I have ben looking into DSCP QOC

What's "QOC"? Do you mean QoS?

in all honesty it looks like a ball of wax on the current Mikrotik firmware.

Really? One switch rule should suffice:


That is, everything on the potentially-conflicting ports without a DSCP tag is limited to 10% of the maximum throughput of the presumed 1G links on those ports, so that it'd take ten of them in concert to swamp a 1G uplink. In the presumably more common case of just one bad actor, 90% of the uplink rate is dedicated to traffic carrying DSCP tags.

Obviously there is plenty of room for adjustment here. Apply with care and sensibility for your local needs.

Incidentally, I can't help but point out that the scheme as-presented is what you'd get for free by using 10G fiber uplinks between the switches: it'd take ten bad actors on 1G ports to swamp the uplink in that case. Even if you need no more than 1G between any two endpoints, flow aggregation may end up being a substantial benefit in your situation.

@tangent you took me to school on a number of things and I respect and appreciate that.
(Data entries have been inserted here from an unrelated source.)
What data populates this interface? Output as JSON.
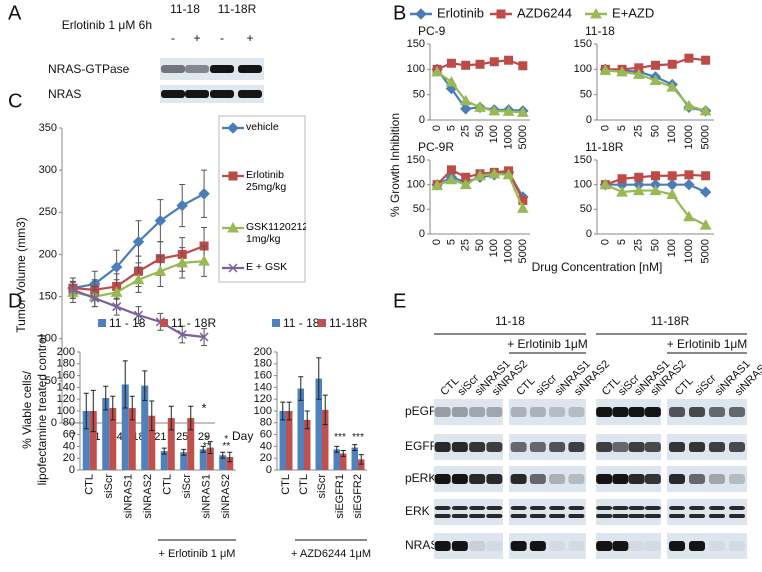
{
  "panel_labels": [
    "A",
    "B",
    "C",
    "D",
    "E"
  ],
  "blot_a": {
    "columns": [
      "11-18",
      "11-18R"
    ],
    "treatment": "Erlotinib 1 μM 6h",
    "lanes": [
      "-",
      "+",
      "-",
      "+"
    ],
    "rows": [
      "NRAS-GTPase",
      "NRAS"
    ]
  },
  "chart_data": [
    {
      "type": "line",
      "legend": [
        {
          "name": "Erlotinib",
          "color": "#4a7ebb",
          "marker": "diamond"
        },
        {
          "name": "AZD6244",
          "color": "#be4b48",
          "marker": "square"
        },
        {
          "name": "E+AZD",
          "color": "#98b954",
          "marker": "triangle"
        }
      ],
      "y_label": "% Growth Inhibition",
      "x_label": "Drug Concentration [nM]",
      "categories": [
        "0",
        "5",
        "25",
        "50",
        "100",
        "1000",
        "5000"
      ],
      "ylim": [
        0,
        150
      ],
      "yticks": [
        0,
        50,
        100,
        150
      ],
      "subplots": [
        {
          "title": "PC-9",
          "series": [
            {
              "values": [
                100,
                62,
                22,
                25,
                20,
                20,
                18
              ]
            },
            {
              "values": [
                100,
                112,
                108,
                110,
                115,
                118,
                107
              ]
            },
            {
              "values": [
                95,
                75,
                38,
                25,
                18,
                17,
                15
              ]
            }
          ]
        },
        {
          "title": "11-18",
          "series": [
            {
              "values": [
                100,
                98,
                95,
                85,
                70,
                25,
                18
              ]
            },
            {
              "values": [
                100,
                100,
                103,
                108,
                110,
                122,
                118
              ]
            },
            {
              "values": [
                98,
                95,
                90,
                78,
                65,
                28,
                18
              ]
            }
          ]
        },
        {
          "title": "PC-9R",
          "series": [
            {
              "values": [
                100,
                115,
                105,
                115,
                120,
                125,
                75
              ]
            },
            {
              "values": [
                100,
                130,
                115,
                122,
                125,
                128,
                68
              ]
            },
            {
              "values": [
                98,
                110,
                100,
                118,
                122,
                120,
                52
              ]
            }
          ]
        },
        {
          "title": "11-18R",
          "series": [
            {
              "values": [
                100,
                100,
                100,
                100,
                100,
                100,
                85
              ]
            },
            {
              "values": [
                100,
                112,
                115,
                118,
                118,
                120,
                118
              ]
            },
            {
              "values": [
                100,
                85,
                88,
                88,
                80,
                35,
                18
              ]
            }
          ]
        }
      ]
    },
    {
      "type": "line",
      "y_label": "Tumor Volume (mm3)",
      "x_label": "Day",
      "categories": [
        "7",
        "11",
        "14",
        "18",
        "21",
        "25",
        "29"
      ],
      "ylim": [
        0,
        350
      ],
      "yticks": [
        0,
        50,
        100,
        150,
        200,
        250,
        300,
        350
      ],
      "series": [
        {
          "name": "vehicle",
          "color": "#4a7ebb",
          "marker": "diamond",
          "values": [
            160,
            165,
            185,
            215,
            240,
            258,
            272
          ],
          "errors": [
            12,
            15,
            20,
            25,
            25,
            25,
            28
          ]
        },
        {
          "name": "Erlotinib 25mg/kg",
          "color": "#be4b48",
          "marker": "square",
          "values": [
            160,
            158,
            162,
            180,
            195,
            200,
            210
          ],
          "errors": [
            12,
            12,
            15,
            18,
            20,
            20,
            22
          ]
        },
        {
          "name": "GSK1120212 1mg/kg",
          "color": "#98b954",
          "marker": "triangle",
          "values": [
            155,
            150,
            155,
            170,
            180,
            190,
            192
          ],
          "errors": [
            12,
            12,
            15,
            15,
            18,
            18,
            18
          ]
        },
        {
          "name": "E + GSK",
          "color": "#7d60a0",
          "marker": "x",
          "values": [
            158,
            148,
            138,
            128,
            120,
            105,
            102
          ],
          "errors": [
            10,
            10,
            10,
            10,
            10,
            10,
            10
          ]
        }
      ],
      "annotations": [
        "*"
      ]
    },
    {
      "type": "bar",
      "y_label": [
        "% Viable cells/",
        "lipofectamine treated control"
      ],
      "categories": [
        "CTL",
        "siScr",
        "siNRAS1",
        "siNRAS2",
        "CTL",
        "siScr",
        "siNRAS1",
        "siNRAS2"
      ],
      "group_label": "+ Erlotinib 1 μM",
      "ylim": [
        0,
        200
      ],
      "yticks": [
        0,
        20,
        40,
        60,
        80,
        100,
        120,
        140,
        160,
        180,
        200
      ],
      "series": [
        {
          "name": "11 - 18",
          "color": "#4f81bd",
          "values": [
            100,
            122,
            145,
            143,
            32,
            30,
            35,
            25
          ],
          "errors": [
            30,
            20,
            40,
            25,
            5,
            5,
            5,
            5
          ]
        },
        {
          "name": "11 - 18R",
          "color": "#c0504d",
          "values": [
            100,
            105,
            105,
            92,
            88,
            88,
            38,
            22
          ],
          "errors": [
            35,
            20,
            20,
            25,
            20,
            20,
            10,
            8
          ]
        }
      ],
      "annotations": [
        "*",
        "*",
        "**",
        "**"
      ]
    },
    {
      "type": "bar",
      "categories": [
        "CTL",
        "CTL",
        "siScr",
        "siEGFR1",
        "siEGFR2"
      ],
      "group_label": "+ AZD6244 1μM",
      "ylim": [
        0,
        200
      ],
      "yticks": [
        0,
        20,
        40,
        60,
        80,
        100,
        120,
        140,
        160,
        180,
        200
      ],
      "series": [
        {
          "name": "11 - 18",
          "color": "#4f81bd",
          "values": [
            100,
            138,
            155,
            35,
            38
          ],
          "errors": [
            15,
            20,
            35,
            5,
            5
          ]
        },
        {
          "name": "11-18R",
          "color": "#c0504d",
          "values": [
            100,
            85,
            102,
            28,
            18
          ],
          "errors": [
            15,
            15,
            25,
            5,
            8
          ]
        }
      ],
      "annotations": [
        "***",
        "***"
      ]
    }
  ],
  "blot_e": {
    "cell_lines": [
      "11-18",
      "11-18R"
    ],
    "treatment": "+ Erlotinib 1μM",
    "lanes": [
      "CTL",
      "siScr",
      "siNRAS1",
      "siNRAS2"
    ],
    "rows": [
      "pEGFR",
      "EGFR",
      "pERK",
      "ERK",
      "NRAS"
    ]
  }
}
Some background, I am a broadcast audio engineer with a 'decent' background in networking which has served me well in these days of RVON, Dante, and AES67. That all being said I am an audio engineer and not a network engineer. If you want to talk about compression, time alignment, and or comb filters I am your man. If you want to talk BGP, i'm not your man. That all being said, I appreciate your feedback and 'criticism', it is. rightfully deserved.

-- RTSP / RSTP... in my post everything should be RSTP. We use RSTP for the network to recover form fiber outages in a some what 'rapid' manner. This has served us well with our Dante audio streams (basically AES67 & PTP v1). We have a hub and spoke network with redundant link to all the spokes. To your question on 'how often does a link go down', well it's not that often but when it does happen the network has to recover rapidly as this is 'live tv'.

-- I am with you on eliminating RSTP as the cause. I tuned down on of the redundant ports on the switches which unfortunately resulted in no change in behavior.

-- I will give using 10G as an interconnect between the hub and spokes as well as upgrading to 7.4beta2 and see if there is any change in behavior.

Again, I appreciate all the insight, ideas and feedback on the networking side of audio engineering.